Monday, June 15, 2009

Ramble Elderly

When I think of growing old, I'm always filled with a mixture of eagerness and dread. I think of all the time I have left; all the things I want to do and all the experiences waiting to happen. It makes me want to simultaneously sit down and study for everything and jump up, run around flailing in excitement. I also look at the slow drawn out death a lot of elderly people are doomed to. Moving gets painful, the mind and memories become endangered, and various systems just get worn out. It makes me want to sulk in my room and not venture outside for fear of incurring injury, wear, and tear.

Although people die in a multitude of ways, more commonly now it's not a digital switch. There isn't a stark line between vibrant life and resting death. Thanks to modern technology a new class has emerged, allowing many to slowly settle into more of a 'vibrant death'.
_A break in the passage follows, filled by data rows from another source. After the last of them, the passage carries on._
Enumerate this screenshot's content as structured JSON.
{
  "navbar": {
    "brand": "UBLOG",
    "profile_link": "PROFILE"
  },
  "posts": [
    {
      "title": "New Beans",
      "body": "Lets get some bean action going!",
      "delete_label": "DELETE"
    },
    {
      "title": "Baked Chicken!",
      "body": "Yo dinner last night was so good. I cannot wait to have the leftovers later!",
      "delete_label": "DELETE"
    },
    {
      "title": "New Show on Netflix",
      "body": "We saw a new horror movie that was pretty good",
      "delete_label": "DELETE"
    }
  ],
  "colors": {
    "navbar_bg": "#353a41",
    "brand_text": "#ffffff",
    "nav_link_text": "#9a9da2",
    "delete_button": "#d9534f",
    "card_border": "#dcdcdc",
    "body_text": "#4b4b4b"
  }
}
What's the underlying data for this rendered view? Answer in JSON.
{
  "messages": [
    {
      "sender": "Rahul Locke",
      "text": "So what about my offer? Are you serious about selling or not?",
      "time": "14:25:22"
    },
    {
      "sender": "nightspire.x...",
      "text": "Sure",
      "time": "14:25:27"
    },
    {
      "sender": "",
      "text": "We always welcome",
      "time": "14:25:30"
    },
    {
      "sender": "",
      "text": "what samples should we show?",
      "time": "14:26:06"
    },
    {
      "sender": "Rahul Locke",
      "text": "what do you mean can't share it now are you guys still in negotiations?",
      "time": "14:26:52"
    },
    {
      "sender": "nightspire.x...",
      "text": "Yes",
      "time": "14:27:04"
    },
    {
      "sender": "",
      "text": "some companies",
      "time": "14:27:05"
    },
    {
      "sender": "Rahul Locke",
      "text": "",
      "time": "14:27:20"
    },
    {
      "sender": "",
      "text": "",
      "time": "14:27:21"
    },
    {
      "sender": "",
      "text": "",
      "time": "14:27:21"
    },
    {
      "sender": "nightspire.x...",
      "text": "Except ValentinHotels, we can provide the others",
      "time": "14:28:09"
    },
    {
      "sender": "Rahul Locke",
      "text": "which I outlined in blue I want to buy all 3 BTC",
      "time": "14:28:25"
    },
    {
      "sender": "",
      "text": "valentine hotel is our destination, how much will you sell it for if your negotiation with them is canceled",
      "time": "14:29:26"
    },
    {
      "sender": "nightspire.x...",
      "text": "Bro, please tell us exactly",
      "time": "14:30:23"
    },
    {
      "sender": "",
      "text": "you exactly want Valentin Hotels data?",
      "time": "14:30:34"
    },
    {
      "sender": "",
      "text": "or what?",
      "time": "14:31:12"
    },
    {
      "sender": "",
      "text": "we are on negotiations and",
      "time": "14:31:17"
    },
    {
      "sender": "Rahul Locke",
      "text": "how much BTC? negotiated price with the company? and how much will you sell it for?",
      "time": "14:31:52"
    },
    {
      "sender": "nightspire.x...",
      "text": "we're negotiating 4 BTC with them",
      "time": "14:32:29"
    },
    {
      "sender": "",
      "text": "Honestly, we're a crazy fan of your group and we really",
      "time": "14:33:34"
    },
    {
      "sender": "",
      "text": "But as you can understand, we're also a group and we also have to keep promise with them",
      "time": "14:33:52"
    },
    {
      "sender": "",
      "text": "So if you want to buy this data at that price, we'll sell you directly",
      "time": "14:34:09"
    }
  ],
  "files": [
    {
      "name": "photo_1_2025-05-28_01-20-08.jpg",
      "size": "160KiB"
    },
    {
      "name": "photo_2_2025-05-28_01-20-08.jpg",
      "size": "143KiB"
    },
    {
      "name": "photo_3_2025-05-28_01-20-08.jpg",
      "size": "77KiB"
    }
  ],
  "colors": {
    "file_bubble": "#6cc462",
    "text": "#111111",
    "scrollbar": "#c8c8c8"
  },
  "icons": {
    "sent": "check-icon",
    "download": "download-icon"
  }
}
When I was younger, I looked at modern medicine as a way to prolong life, and certainly it does. But it's not the yellow brick road to immortality I once imagined it to be. I would argue that in spite of any level of technological advancement it won't ever be anything more than a delay of the inevitable. One might say its because of the way modern medicine markets itself (more endures than cures, if I might rhyme). I could even believe that on a subconscious level, no one really wants to live forever. I think its misleading to think of life continuing equally and indefinitely until pronounced dead. It belittles the opportunities of the present day to assume a person will always be capable of doing whatever they want.

I firmly believe that the quality of life cannot be guaranteed simply by pretending there's infinite sand in the hour glass and deluding yourself that there will always be more time for things later. Rather each advancement should be seen as birthing opportunities instead of delaying death. Nursing homes are proof enough that an EEG doesn't guarantee a person is still living.